Paying attention to subtlety is key. Where is the bird located? Phoebes hang around human structures. Alder flycatchers live in marshy thickets. Great Crested Flycatchers, Pewees and Leasts can be found in forest fragments. Great crested flycatchers are colorful with rusty wind feathers and a pale lemon wash on the belly. Pewees lack an eye ring as do Phoebes. But Phoebes wag their tails incessantly, a reliable identifying mark. For the most accurate identification, however, learn their songs, because each species has a distinctive voice. For the sibling species Alder and Willow Flycatchers, song ID is the only way to tell them apart.
Eastern Wood Pewees overwinter in northern South America and perhaps in Central America, below 4,300 feet. They don’t sing in the winter—so the birds are difficult to ID on their wintering grounds and basic natural history is not completely known.

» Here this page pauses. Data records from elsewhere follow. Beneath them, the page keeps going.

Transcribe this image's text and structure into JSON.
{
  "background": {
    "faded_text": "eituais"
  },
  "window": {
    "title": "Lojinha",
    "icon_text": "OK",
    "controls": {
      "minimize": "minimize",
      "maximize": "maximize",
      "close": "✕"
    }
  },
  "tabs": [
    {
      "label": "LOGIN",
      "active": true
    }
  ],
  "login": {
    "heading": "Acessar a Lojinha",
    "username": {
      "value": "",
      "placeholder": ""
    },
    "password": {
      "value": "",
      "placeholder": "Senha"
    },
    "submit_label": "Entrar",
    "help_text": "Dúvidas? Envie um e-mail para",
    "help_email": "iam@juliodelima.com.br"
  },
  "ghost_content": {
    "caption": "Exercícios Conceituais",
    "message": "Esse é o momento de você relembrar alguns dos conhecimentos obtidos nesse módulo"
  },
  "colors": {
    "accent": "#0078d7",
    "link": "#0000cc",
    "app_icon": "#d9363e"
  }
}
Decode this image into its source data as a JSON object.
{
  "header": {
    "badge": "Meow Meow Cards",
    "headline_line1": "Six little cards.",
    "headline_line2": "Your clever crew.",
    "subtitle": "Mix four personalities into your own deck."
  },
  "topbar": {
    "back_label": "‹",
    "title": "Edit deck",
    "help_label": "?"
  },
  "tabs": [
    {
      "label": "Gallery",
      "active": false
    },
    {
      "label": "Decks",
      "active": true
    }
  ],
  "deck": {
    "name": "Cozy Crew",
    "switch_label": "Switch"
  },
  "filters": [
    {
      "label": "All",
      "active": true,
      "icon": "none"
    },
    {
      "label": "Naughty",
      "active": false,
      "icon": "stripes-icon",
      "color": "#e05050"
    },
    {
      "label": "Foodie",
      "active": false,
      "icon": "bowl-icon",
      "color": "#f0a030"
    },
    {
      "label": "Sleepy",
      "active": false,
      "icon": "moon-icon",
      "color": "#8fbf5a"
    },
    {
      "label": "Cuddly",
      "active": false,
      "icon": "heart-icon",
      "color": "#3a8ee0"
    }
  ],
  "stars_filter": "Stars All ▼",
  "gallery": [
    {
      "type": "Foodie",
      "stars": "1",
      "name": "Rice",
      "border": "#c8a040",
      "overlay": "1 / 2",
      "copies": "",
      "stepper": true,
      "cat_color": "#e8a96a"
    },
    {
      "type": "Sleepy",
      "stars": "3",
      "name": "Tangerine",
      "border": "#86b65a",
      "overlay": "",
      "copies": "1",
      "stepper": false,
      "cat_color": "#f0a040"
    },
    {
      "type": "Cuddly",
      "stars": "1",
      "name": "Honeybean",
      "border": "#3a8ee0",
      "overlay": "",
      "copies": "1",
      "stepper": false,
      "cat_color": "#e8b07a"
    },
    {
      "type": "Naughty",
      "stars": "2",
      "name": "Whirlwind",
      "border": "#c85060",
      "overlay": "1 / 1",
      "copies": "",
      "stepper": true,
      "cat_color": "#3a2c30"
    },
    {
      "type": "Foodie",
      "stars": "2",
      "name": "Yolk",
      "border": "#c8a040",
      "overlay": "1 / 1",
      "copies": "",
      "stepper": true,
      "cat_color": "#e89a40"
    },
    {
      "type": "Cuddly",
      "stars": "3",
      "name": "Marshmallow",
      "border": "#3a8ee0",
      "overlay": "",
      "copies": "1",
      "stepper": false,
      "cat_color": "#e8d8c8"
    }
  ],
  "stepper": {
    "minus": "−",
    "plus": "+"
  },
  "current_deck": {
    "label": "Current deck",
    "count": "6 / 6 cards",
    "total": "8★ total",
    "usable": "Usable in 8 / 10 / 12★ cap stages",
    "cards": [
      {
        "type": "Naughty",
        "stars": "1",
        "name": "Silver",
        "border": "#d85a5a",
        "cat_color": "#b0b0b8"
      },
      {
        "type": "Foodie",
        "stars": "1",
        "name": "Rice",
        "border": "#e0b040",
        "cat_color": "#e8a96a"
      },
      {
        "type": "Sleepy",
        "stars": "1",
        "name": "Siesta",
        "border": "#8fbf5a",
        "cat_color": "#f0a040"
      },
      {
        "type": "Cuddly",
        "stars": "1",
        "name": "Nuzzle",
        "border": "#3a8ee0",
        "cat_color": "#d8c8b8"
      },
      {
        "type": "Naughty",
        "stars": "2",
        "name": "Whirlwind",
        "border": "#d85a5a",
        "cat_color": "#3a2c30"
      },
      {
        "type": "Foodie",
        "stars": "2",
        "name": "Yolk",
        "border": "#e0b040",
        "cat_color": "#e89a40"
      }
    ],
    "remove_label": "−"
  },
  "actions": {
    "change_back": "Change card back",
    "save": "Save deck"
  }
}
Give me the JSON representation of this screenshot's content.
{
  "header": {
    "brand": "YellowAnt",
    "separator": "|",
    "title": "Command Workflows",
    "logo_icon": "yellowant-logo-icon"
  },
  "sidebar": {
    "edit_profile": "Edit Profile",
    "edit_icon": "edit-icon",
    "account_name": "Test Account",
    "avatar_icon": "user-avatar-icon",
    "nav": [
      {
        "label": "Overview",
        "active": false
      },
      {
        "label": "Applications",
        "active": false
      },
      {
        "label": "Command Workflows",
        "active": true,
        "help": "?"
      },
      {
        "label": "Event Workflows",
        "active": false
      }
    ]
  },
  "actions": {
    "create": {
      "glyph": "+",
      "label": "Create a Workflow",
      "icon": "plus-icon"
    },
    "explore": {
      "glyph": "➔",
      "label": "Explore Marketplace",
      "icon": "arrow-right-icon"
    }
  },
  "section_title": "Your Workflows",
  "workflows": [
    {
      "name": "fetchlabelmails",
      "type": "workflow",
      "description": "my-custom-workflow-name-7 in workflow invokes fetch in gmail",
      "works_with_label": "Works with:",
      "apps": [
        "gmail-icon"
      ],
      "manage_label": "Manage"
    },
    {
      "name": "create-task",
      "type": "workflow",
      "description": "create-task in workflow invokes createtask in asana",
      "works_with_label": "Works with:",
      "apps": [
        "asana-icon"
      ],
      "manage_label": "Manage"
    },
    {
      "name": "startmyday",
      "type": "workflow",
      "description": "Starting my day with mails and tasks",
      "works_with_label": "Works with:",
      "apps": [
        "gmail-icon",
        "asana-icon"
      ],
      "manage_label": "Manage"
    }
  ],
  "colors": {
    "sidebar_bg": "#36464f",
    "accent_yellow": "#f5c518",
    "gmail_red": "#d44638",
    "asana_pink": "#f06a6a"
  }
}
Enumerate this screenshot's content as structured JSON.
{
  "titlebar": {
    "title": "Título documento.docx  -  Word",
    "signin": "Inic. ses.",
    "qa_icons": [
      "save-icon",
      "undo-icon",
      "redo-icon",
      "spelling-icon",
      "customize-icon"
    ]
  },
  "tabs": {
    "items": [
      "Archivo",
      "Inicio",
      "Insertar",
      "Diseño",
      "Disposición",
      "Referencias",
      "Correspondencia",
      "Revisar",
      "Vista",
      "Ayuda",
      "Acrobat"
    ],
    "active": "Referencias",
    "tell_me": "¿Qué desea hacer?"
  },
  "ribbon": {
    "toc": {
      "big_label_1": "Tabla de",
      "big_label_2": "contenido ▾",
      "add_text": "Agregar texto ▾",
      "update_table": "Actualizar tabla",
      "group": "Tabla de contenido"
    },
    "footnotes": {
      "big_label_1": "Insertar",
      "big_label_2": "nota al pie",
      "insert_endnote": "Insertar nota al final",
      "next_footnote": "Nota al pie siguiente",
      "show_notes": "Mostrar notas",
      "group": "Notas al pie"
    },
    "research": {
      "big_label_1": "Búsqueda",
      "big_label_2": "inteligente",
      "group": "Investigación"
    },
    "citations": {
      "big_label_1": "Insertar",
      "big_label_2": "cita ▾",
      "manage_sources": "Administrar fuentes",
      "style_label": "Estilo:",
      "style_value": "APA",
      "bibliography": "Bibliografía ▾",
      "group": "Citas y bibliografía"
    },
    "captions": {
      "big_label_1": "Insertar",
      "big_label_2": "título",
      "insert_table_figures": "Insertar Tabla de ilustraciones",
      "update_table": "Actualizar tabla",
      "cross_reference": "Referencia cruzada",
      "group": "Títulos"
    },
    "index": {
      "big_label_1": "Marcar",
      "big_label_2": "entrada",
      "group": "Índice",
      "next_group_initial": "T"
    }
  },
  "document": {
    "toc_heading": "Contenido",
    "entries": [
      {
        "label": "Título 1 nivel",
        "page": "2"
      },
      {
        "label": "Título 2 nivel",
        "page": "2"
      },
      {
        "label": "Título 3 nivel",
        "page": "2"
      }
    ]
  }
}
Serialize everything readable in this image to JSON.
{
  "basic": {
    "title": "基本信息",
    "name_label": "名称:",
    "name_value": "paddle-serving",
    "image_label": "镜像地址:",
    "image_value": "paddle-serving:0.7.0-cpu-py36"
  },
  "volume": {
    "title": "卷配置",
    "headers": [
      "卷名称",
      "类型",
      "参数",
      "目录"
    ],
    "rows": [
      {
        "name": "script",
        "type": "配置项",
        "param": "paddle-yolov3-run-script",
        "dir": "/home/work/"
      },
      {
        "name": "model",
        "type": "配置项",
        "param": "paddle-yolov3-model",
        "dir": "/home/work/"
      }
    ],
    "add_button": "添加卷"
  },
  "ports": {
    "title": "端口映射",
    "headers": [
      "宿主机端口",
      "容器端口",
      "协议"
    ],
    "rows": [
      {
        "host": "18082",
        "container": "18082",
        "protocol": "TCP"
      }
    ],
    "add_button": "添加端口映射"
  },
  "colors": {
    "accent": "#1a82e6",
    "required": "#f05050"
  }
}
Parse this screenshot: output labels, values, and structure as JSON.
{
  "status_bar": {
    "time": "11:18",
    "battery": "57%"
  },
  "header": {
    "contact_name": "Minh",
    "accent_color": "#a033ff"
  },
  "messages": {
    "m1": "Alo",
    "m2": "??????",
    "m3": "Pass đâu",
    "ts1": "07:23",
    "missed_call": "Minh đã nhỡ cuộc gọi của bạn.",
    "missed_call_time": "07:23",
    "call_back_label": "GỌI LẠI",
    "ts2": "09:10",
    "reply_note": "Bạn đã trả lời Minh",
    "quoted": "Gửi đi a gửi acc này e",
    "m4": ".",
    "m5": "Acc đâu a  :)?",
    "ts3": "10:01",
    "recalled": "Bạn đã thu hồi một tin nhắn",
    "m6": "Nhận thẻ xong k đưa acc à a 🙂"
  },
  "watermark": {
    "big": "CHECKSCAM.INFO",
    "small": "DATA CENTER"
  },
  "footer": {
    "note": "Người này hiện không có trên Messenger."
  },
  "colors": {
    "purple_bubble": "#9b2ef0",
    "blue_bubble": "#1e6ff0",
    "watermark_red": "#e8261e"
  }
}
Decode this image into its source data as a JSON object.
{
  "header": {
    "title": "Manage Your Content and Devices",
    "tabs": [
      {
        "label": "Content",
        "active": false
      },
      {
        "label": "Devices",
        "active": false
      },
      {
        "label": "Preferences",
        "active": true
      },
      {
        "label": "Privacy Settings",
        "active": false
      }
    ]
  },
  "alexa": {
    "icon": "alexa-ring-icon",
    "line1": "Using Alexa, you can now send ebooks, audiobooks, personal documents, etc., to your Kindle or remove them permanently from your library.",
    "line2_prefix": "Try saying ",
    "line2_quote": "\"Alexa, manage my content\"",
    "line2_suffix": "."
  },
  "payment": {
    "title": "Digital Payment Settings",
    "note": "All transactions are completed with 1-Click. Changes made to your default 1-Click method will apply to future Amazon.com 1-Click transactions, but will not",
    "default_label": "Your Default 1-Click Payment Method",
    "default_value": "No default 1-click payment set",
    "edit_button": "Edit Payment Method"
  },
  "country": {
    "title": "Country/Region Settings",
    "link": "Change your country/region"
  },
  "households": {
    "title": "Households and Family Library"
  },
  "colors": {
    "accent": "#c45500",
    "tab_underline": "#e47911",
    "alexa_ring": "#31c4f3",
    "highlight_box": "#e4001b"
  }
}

Pewees are one of the last of the long-distance migrators to return to summer breeding grounds. I always think that summer is upon us when I hear the pewee sing. The birds build cup nests of grass, and rootlets in trees about 15-70 feet off the ground. They camouflage the nest with bits of lichen so that it is very difficult to see. The female lays two to four eggs, and incubates them for 12-14 days. When the eggs hatch, the nestlings spend 16-18 days in the nest, fed by both parents before they fledge. One study looked at the number of sallies a pewee averages: non-breeding birds sallied out and back on average 36 times per hour. But a breeding bird made nearly double the number of trips—68 times per hour.
Because Pewees and other flycatchers rely almost wholly on flying insects, any insecticides that target them—like spraying for mosquitoes—decreases the amount of food pewees have accessible to maintain life and raise their young. Use of insecticides in farm fields and grassy lawns has been linked to starvation and pose a genuine threat to their existence.
The breeding season over, the Eastern Wood Pewee slips away in early September to return to the winter home. By mid-September, according to T.S. Roberts, only the stragglers are left.